心臟狠狠一跳,她整個人幾乎是從椅子上彈起,就像是歸巢的乳燕般,直接飛奔進他的懷中。

“瞿嘯爵,你回來了?”

她歡歡喜喜的喚著他的名字,仰臉,巴掌大的小臉瞬間耷拉下來,鼓著腮幫,指著鄭亞明毫不猶豫的控訴:“他可討厭了,他說喜歡我,還想欺負我,你幫我揍他好不好?”

她的嗓音是那種很委屈的語調,就像是被全世界都欺負了的委屈,杏眸眨巴眨巴著,彷彿下一秒就能當場哭出來般。

瞿嘯爵垂眸看了眼攥著他衣角的白皙小手,心頭那股瞧見她和鄭亞明單獨待在一包廂的怒意慢慢消散開。

緩緩得,一口濁氣被吐出,骨節分明的手指撫了撫她柔軟的臉頰,他低眸瞧著她,倒也冇有什麼來勢洶洶的氣勢,隻是勾唇:“好啊,你想讓我怎麼揍他?”

“他算計我的仇已經報的差不多了,剩下他想摸我臉的事情,你隻單純的揍他一頓就行。”

“他還想摸你?”

瞿嘯爵這才朝鄭亞明睨了眼,自然也瞧見他不自然扭曲的手腕。

彷彿明白什麼般,瞿嘯爵薄唇勾起的笑容更認真了些,用陳述性的口吻詢問:“臻頏,鄭少的手腕是你掰的?”

“對啊。”

柳臻頏也絲毫不掩飾,委屈的抿了抿唇,哼唧了下:“誰叫他想要碰我的,我當然會揍他的啊,如果你們不來的話,我就要拿花瓶錘爆他的腦袋了。”

下一秒,“噗嗤”的笑聲就從瞿嘯爵身後響起。

柳臻頏側眸看過去,就睨見陸秉站在不遠處的地方,一雙桃花眼挑起來:“小嫂子好,我是陸秉,不知道你還記不記得我。”

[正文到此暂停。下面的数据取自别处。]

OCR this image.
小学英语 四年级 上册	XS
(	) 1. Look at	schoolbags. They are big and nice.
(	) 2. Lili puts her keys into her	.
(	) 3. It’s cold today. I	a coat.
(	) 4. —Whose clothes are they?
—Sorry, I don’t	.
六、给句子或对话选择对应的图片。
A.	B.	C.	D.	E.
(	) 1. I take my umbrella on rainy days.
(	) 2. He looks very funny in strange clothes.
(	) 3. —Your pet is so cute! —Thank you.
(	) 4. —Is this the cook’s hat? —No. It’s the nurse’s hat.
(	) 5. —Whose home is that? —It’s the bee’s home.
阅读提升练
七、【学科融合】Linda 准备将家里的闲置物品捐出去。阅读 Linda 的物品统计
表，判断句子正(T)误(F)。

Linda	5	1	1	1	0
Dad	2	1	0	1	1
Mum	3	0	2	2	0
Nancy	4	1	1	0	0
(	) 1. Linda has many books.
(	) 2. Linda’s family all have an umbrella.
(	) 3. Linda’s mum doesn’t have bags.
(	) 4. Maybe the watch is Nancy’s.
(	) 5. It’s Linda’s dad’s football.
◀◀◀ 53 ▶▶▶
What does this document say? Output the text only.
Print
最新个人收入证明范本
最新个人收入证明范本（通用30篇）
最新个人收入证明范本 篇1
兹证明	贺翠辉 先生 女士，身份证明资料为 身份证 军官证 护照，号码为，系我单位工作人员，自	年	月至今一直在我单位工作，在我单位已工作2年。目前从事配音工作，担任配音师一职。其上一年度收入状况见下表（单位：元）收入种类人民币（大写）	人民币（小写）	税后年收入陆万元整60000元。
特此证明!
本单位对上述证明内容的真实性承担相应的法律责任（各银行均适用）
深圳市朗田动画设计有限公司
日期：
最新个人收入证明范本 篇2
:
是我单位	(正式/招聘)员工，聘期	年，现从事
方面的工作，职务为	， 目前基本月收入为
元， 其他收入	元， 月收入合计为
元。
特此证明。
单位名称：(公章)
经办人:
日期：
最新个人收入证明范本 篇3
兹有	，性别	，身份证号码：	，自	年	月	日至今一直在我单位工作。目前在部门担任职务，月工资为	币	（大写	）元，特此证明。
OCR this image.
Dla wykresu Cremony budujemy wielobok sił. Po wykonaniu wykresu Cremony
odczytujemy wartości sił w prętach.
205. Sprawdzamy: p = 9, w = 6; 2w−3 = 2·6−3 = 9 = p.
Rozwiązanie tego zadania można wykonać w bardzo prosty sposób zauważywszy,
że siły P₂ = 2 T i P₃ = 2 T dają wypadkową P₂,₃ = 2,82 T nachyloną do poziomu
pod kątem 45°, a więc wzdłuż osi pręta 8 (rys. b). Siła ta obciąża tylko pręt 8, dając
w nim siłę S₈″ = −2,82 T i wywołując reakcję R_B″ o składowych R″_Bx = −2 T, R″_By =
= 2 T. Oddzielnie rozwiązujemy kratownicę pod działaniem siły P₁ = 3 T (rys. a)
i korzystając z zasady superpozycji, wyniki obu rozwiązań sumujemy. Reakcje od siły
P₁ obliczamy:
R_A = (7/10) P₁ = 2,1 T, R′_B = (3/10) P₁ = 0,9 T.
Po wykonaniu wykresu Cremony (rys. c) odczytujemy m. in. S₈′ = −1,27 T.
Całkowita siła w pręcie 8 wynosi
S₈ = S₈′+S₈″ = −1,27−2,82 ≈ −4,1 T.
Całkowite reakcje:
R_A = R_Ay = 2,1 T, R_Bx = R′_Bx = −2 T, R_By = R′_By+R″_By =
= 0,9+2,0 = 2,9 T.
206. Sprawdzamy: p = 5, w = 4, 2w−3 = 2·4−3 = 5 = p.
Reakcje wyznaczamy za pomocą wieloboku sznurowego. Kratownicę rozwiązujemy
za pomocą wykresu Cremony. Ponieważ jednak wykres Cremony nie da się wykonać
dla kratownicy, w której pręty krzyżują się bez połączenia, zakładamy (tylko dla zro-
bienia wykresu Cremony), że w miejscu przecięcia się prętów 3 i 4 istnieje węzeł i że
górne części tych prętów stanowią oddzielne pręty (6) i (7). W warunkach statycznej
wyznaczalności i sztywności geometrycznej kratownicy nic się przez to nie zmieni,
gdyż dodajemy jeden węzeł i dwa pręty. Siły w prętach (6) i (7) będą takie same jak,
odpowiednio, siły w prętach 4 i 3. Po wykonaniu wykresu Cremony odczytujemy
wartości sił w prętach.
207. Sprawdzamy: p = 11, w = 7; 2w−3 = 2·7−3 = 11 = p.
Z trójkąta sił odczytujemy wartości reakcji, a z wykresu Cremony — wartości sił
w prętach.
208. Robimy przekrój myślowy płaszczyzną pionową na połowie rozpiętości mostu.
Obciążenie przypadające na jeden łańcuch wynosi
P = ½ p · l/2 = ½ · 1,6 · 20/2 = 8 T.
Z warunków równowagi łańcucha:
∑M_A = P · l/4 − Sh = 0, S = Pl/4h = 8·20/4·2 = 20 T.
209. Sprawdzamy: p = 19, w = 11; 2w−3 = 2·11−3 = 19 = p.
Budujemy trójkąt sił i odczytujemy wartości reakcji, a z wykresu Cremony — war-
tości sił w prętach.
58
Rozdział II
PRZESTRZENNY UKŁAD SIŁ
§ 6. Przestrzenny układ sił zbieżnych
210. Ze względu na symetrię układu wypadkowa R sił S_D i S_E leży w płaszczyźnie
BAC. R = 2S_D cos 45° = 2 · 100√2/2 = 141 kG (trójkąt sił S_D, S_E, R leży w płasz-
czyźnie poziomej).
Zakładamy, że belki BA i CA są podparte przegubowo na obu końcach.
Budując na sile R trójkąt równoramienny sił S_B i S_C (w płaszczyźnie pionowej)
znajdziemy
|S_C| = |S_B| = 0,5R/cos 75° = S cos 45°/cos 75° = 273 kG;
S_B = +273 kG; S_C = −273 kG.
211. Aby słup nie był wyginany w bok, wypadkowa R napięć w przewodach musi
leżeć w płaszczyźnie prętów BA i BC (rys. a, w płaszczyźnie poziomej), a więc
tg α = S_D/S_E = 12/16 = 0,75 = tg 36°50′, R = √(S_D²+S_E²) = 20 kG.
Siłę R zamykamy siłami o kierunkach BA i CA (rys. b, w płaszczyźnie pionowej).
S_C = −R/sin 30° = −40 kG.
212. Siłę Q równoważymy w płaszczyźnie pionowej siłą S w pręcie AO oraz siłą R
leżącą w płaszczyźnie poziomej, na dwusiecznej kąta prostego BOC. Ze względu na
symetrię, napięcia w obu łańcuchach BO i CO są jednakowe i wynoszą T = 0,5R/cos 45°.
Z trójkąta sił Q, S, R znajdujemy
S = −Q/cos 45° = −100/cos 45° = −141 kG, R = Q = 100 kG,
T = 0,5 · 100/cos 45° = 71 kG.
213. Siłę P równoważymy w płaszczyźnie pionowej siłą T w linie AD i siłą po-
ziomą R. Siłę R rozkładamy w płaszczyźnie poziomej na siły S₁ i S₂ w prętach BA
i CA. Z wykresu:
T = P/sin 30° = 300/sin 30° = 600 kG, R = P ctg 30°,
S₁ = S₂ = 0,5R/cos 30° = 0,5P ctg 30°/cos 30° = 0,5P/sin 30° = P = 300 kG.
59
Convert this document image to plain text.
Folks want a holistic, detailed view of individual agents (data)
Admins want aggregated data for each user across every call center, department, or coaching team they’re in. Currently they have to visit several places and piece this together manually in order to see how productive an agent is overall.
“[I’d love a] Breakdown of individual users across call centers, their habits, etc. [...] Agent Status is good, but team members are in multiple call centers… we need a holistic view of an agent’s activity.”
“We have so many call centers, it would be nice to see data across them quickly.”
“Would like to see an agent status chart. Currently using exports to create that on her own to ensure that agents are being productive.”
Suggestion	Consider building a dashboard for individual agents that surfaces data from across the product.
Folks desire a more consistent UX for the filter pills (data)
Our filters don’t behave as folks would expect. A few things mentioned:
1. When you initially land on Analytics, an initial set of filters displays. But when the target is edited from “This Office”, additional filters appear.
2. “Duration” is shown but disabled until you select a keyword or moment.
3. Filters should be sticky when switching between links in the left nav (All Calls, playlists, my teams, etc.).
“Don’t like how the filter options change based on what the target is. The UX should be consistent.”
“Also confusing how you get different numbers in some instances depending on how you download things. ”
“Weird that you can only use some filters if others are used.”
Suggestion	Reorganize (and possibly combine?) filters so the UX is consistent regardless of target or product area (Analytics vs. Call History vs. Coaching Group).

“記得。”柳臻頏點點頭,杏眸黑白分明:“你是那個冇有追上女朋友的人。”

瞬間,陸秉的臉色一黑。

得,她還真是哪壺不開提哪壺。

就如同柳臻頏所說的,陸秉當時興致勃勃的去和接觸過一段時間的曖.昧對象吃飯,結果對方果然因為碰見個更有錢的男人,而轉臉和他撇清關係,一刀兩斷。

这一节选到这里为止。